Up-to-date information for employers on topics and issues that may affect workplace operations. The posts are current as of the date of the posting.


by Jennifer Brown Shaw and Matthew J. Roberts | The Daily Recorder | May 7, 2019

Employers must pay workers for “reporting time” when employees call in to determine if they will be expected to work, according to the California Court of Appeal’s decision in Ward v. Tilly’s, Inc.  If the California Supreme Court denies Tilly’s pending petition for review, this decision requires employers to change their call-in policies and will lead to significant wage-hour liability.

California’s Industrial Welfare Commission Wage Orders mandate a number of wage and hour actions, such as minimum wage, overtime pay, meal periods, suitable seating, and more. They include a rule on “reporting time” and “call-back” pay, contained in section 5 of most Wage Orders.

Reporting time pay is intended to compensate employees who report for work, but are sent home or given less than half of scheduled hours. The traditional application of the rule required employees to physically report to work.  “Call-back” pay is required when employees must return to work twice in the same work day.

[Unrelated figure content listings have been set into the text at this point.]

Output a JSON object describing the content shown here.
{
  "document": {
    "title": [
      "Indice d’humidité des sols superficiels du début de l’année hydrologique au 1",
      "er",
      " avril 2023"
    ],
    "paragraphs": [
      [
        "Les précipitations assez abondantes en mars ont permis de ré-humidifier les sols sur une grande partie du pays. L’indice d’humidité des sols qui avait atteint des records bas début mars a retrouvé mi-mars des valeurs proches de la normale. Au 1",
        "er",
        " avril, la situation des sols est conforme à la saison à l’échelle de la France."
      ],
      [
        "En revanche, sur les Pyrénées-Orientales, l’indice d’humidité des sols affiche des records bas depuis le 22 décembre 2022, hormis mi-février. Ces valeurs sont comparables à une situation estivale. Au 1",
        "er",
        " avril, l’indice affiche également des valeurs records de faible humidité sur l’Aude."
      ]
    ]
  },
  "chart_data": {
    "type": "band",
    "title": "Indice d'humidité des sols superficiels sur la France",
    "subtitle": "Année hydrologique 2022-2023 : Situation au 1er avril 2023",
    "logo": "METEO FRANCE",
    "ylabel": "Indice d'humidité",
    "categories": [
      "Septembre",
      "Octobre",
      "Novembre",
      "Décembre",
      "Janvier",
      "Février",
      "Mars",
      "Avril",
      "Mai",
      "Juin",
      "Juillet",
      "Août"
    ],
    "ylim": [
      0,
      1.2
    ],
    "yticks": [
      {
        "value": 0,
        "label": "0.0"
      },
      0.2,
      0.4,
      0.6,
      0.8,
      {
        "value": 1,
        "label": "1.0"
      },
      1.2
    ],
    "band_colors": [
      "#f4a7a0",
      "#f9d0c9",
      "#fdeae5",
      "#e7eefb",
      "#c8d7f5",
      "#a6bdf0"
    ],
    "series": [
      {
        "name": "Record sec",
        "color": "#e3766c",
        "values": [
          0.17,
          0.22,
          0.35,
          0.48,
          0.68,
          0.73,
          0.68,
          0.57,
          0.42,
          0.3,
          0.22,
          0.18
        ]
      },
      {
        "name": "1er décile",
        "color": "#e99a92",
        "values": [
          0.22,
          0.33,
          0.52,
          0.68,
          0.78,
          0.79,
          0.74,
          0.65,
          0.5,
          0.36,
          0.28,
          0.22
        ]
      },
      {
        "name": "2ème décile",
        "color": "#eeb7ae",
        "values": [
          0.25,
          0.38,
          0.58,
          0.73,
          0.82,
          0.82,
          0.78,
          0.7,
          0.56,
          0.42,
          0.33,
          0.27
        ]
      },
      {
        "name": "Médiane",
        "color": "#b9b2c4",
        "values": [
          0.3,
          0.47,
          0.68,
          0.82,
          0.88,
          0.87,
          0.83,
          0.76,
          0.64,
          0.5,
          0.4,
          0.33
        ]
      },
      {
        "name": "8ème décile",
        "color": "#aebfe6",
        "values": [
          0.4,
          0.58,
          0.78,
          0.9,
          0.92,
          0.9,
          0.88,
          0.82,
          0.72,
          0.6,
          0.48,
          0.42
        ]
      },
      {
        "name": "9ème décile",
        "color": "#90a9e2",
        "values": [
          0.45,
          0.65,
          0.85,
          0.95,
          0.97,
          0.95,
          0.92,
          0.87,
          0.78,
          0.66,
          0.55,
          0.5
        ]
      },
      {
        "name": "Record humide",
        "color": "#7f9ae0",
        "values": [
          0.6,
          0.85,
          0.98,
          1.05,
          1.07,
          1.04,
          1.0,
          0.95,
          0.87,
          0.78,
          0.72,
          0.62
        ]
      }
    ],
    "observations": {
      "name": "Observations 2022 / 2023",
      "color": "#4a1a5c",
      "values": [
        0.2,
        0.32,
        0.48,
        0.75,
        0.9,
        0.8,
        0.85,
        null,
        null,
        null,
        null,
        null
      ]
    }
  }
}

In Tilly’s, employees who called in two hours before their scheduled shift to see if they were required to work claimed they were due “reporting time” pay. They argued they were “reporting to work” for reporting time pay purposes.  The Court of Appeal decided that because the two-hour timeframe unduly burdened employees from taking other jobs or making social plans, the employer must issue reporting time pay when the employees called in, but were not required to come to the worksite that day.  That is, the Court decided, the mere act of calling in two hours before a shift counts as “reporting to work” for purposes of the reporting time provisions in the Wage Order (section 5 of Wage Order 7-2001, in this case).

This ruling is retroactive, unless it is later de-published or if the California Supreme Court grants review and overturns it. (Subscribe to our blog at for updates.)  As a result, any employer using a similar call-in procedure may be liable for at least three years of reporting time pay, plus associated penalties, interest and attorney’s fees.

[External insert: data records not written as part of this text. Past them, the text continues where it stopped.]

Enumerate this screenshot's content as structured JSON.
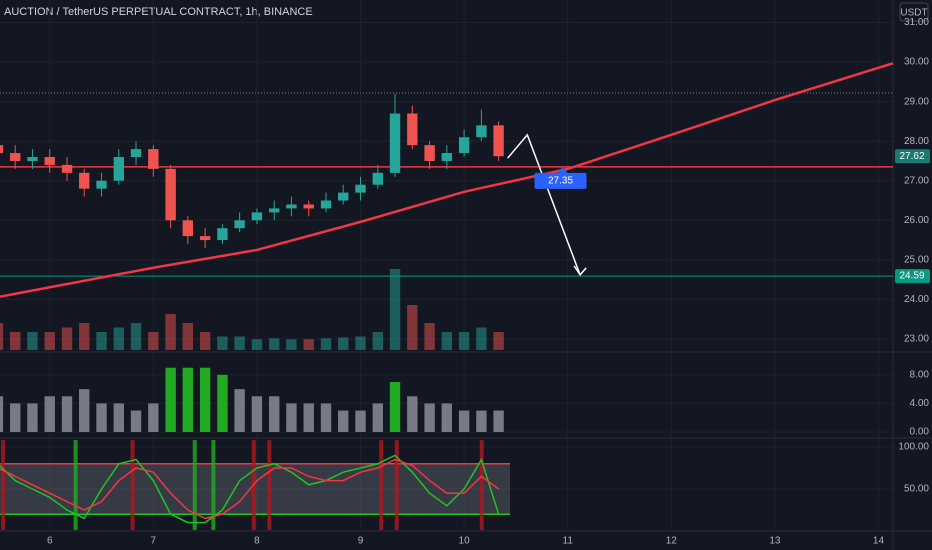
{
  "chart_data": {
    "type": "candlestick",
    "title": "AUCTION / TetherUS PERPETUAL CONTRACT, 1h, BINANCE",
    "currency_button": "USDT",
    "up_color": "#26a69a",
    "down_color": "#ef5350",
    "xlim": [
      5.52,
      14.14
    ],
    "xticks": [
      6,
      7,
      8,
      9,
      10,
      11,
      12,
      13,
      14
    ],
    "ylim": [
      22.67,
      31.57
    ],
    "yticks": [
      {
        "value": 23,
        "label": "23.00"
      },
      {
        "value": 24,
        "label": "24.00"
      },
      {
        "value": 25,
        "label": "25.00"
      },
      {
        "value": 26,
        "label": "26.00"
      },
      {
        "value": 27,
        "label": "27.00"
      },
      {
        "value": 28,
        "label": "28.00"
      },
      {
        "value": 29,
        "label": "29.00"
      },
      {
        "value": 30,
        "label": "30.00"
      },
      {
        "value": 31,
        "label": "31.00"
      }
    ],
    "candles": {
      "x": [
        5.5,
        5.667,
        5.833,
        6.0,
        6.167,
        6.333,
        6.5,
        6.667,
        6.833,
        7.0,
        7.167,
        7.333,
        7.5,
        7.667,
        7.833,
        8.0,
        8.167,
        8.333,
        8.5,
        8.667,
        8.833,
        9.0,
        9.167,
        9.333,
        9.5,
        9.667,
        9.833,
        10.0,
        10.167,
        10.333
      ],
      "open": [
        27.9,
        27.7,
        27.5,
        27.6,
        27.4,
        27.2,
        26.8,
        27.0,
        27.6,
        27.8,
        27.3,
        26.0,
        25.6,
        25.5,
        25.8,
        26.0,
        26.2,
        26.3,
        26.4,
        26.3,
        26.5,
        26.7,
        26.9,
        27.2,
        28.7,
        27.9,
        27.5,
        27.7,
        28.1,
        28.4
      ],
      "high": [
        28.3,
        27.9,
        27.8,
        27.8,
        27.6,
        27.3,
        27.2,
        27.8,
        28.0,
        27.9,
        27.4,
        26.1,
        25.8,
        25.9,
        26.2,
        26.3,
        26.5,
        26.6,
        26.5,
        26.7,
        26.9,
        27.1,
        27.4,
        29.2,
        28.9,
        28.0,
        27.9,
        28.3,
        28.8,
        28.5
      ],
      "low": [
        27.5,
        27.3,
        27.3,
        27.2,
        27.0,
        26.6,
        26.6,
        26.9,
        27.4,
        27.1,
        25.8,
        25.4,
        25.3,
        25.4,
        25.7,
        25.9,
        26.0,
        26.1,
        26.1,
        26.2,
        26.4,
        26.5,
        26.8,
        27.1,
        27.8,
        27.3,
        27.3,
        27.6,
        28.0,
        27.5
      ],
      "close": [
        27.7,
        27.5,
        27.6,
        27.4,
        27.2,
        26.8,
        27.0,
        27.6,
        27.8,
        27.3,
        26.0,
        25.6,
        25.5,
        25.8,
        26.0,
        26.2,
        26.3,
        26.4,
        26.3,
        26.5,
        26.7,
        26.9,
        27.2,
        28.7,
        27.9,
        27.5,
        27.7,
        28.1,
        28.4,
        27.62
      ]
    },
    "volume": {
      "vlim": [
        0,
        10
      ],
      "values": [
        3,
        2,
        2,
        2,
        2.5,
        3,
        2,
        2.5,
        3,
        2,
        4,
        3,
        2,
        1.5,
        1.5,
        1.2,
        1.3,
        1.2,
        1.2,
        1.3,
        1.4,
        1.5,
        2,
        9,
        5,
        3,
        2,
        2,
        2.5,
        2
      ]
    },
    "levels": [
      {
        "value": 27.35,
        "color": "#f23645"
      },
      {
        "value": 24.59,
        "color": "#089981"
      }
    ],
    "dotted_level": 29.22,
    "trend_curve": {
      "color": "#f23645",
      "x": [
        5.52,
        7,
        8,
        9,
        10,
        11,
        12,
        13,
        14.14
      ],
      "values": [
        24.07,
        24.8,
        25.25,
        25.96,
        26.72,
        27.3,
        28.16,
        29.04,
        29.97
      ]
    },
    "arrow": {
      "color": "#ffffff",
      "x": [
        10.42,
        10.61,
        11.12
      ],
      "values": [
        27.57,
        28.16,
        24.62
      ]
    },
    "annotation": {
      "label": "27.35",
      "x": 10.95,
      "value": 27.35,
      "color": "#2962ff"
    },
    "histogram": {
      "ylim": [
        -0.7,
        10.5
      ],
      "yticks": [
        {
          "value": 0,
          "label": "0.00"
        },
        {
          "value": 4,
          "label": "4.00"
        },
        {
          "value": 8,
          "label": "8.00"
        }
      ],
      "series": [
        {
          "color": "#787b86",
          "values": [
            5,
            4,
            4,
            5,
            5,
            6,
            4,
            4,
            3,
            4,
            null,
            null,
            null,
            null,
            6,
            5,
            5,
            4,
            4,
            4,
            3,
            3,
            4,
            null,
            5,
            4,
            4,
            3,
            3,
            3
          ]
        },
        {
          "color": "#22ab22",
          "values": [
            null,
            null,
            null,
            null,
            null,
            null,
            null,
            null,
            null,
            null,
            9,
            9,
            9,
            8,
            null,
            null,
            null,
            null,
            null,
            null,
            null,
            null,
            null,
            7,
            null,
            null,
            null,
            null,
            null,
            null
          ]
        }
      ]
    },
    "oscillator": {
      "ylim": [
        1.2,
        108.3
      ],
      "yticks": [
        {
          "value": 50,
          "label": "50.00"
        },
        {
          "value": 100,
          "label": "100.00"
        }
      ],
      "band": [
        20,
        80
      ],
      "series": [
        {
          "color": "#22c322",
          "values": [
            80,
            60,
            50,
            40,
            25,
            15,
            50,
            80,
            85,
            60,
            20,
            10,
            10,
            25,
            60,
            75,
            80,
            70,
            55,
            60,
            70,
            75,
            80,
            90,
            70,
            45,
            30,
            50,
            85,
            20
          ]
        },
        {
          "color": "#f23645",
          "values": [
            75,
            65,
            55,
            45,
            35,
            25,
            35,
            60,
            75,
            70,
            45,
            25,
            15,
            20,
            35,
            60,
            75,
            75,
            65,
            60,
            60,
            70,
            75,
            85,
            78,
            60,
            45,
            45,
            65,
            50
          ]
        }
      ],
      "buy_signals": [
        6.25,
        7.4,
        7.58
      ],
      "sell_signals": [
        5.55,
        6.8,
        7.97,
        8.12,
        9.2,
        9.35,
        10.17
      ]
    }
  }
}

The Court’s discussion about technology and its applicability to the Wage Orders was particularly noteworthy.  The Court decided that because employees were required to check in by telephone two hours prior to their on-call shifts, they were entitled to reporting time pay even though they did not have to physically “report” to the workplace. Presumably, employees who must access an electronic system at a certain time to see if they are on the schedule could be similarly entitled to reporting time.

On-Call Pay

The decision also provides an opportunity for employers to review the rules on other pay issues derived from employee scheduling. Scheduled “on-call” time is another issue that may be examined anew given the Tilly’s decision.  Unlike reporting time pay described above, on-call time may not be compensable, even though the employer subjects the employee to some level of control. 

The California Supreme Court in Mendiola v. CPS Security Solutions discussed several factors to determine compensability for on-call time.  These factors include whether the employee lives at the worksite; whether the employer imposes excessive travel restrictions during the on-call time; the frequency of calls to the employee during on-call time; and whether the employee could engage in personal activities during the on-call time.

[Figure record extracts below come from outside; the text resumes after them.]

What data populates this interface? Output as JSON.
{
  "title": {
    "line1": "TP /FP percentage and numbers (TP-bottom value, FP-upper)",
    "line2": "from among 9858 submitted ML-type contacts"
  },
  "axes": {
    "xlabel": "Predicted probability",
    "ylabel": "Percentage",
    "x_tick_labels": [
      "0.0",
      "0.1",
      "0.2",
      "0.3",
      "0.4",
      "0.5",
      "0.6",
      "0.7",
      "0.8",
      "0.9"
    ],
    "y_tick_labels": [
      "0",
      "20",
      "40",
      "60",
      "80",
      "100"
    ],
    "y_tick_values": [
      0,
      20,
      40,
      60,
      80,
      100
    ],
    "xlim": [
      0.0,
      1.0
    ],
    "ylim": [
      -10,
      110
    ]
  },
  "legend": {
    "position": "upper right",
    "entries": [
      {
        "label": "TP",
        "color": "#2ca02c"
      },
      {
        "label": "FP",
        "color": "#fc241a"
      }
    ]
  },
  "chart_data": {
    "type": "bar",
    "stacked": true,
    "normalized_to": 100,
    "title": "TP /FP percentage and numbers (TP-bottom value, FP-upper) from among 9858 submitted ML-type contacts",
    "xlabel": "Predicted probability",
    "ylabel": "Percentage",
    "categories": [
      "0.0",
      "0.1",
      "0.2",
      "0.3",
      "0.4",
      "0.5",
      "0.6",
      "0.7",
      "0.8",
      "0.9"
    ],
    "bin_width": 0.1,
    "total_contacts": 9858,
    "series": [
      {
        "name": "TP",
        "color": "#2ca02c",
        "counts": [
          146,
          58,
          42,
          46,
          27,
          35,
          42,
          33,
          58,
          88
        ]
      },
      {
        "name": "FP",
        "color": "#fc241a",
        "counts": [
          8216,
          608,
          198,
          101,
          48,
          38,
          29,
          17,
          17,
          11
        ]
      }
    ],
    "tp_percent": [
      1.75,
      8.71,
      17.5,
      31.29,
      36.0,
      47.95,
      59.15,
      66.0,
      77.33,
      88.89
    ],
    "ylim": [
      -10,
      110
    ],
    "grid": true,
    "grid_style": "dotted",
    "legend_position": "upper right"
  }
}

If these factors point to significant employer control, then the on-call time is compensable (including overtime); otherwise, it is not.  As noted above, employer control may have played a part in the Court’s decision in Ward because of the concern that the employee could not engage in other pursuits due to the call-in schedule.  It was also significant to the Court that employees had to call in two hours before the shift started, rather than a day or more before the shift.

Call-Back Pay

As stated, employers must pay an employee a minimum number of hours when an employee who is required to return to work after having worked that day.  An employee who has already reported for work for fewer than two hours is entitled to a minimum of two hours’ pay. 

Case law after Tilly’s may affect this requirement.  Will call-back pay be due if an employee calls in, finds out she does not have to report, but the employer later calls the worker in for fewer than two hours?  Because the Court held that employees calling in are reporting to work, the second call may be deemed a “call-back.”  

Fair Scheduling Laws

Several California cities have what are referred to as “fair scheduling” ordinances. Among other things, San Francisco and Emeryville require certain employers to post employee schedules two weeks in advance.  If an employer changes the schedule within that time-period, it must provide two to four hours of additional pay depending on the circumstances.  Some ordinances also require employers to offer hours to existing employees before hiring new ones.

The local ordinances only cover employers of certain sizes or industries.  Although there is no statewide fair scheduling law, the California Legislature recently attempted to pass a predictive scheduling law for retail and food establishments.  The bill failed last year.  But because local municipalities continue to pass ordinances such as the ones above, the issue may be on the horizon again.

Employers that need flexibility for scheduling may pursue lawful alternatives to reporting time pay, even after Tilly’s.  Much will depend on the nature of the business and industry, and the workforce.  At the same time, Tilly’s leaves unanswered questions regarding the limits of employers’ flexibility.  Therefore, as always, employers should work with employment counsel to determine their options and to assess the risks of each approach.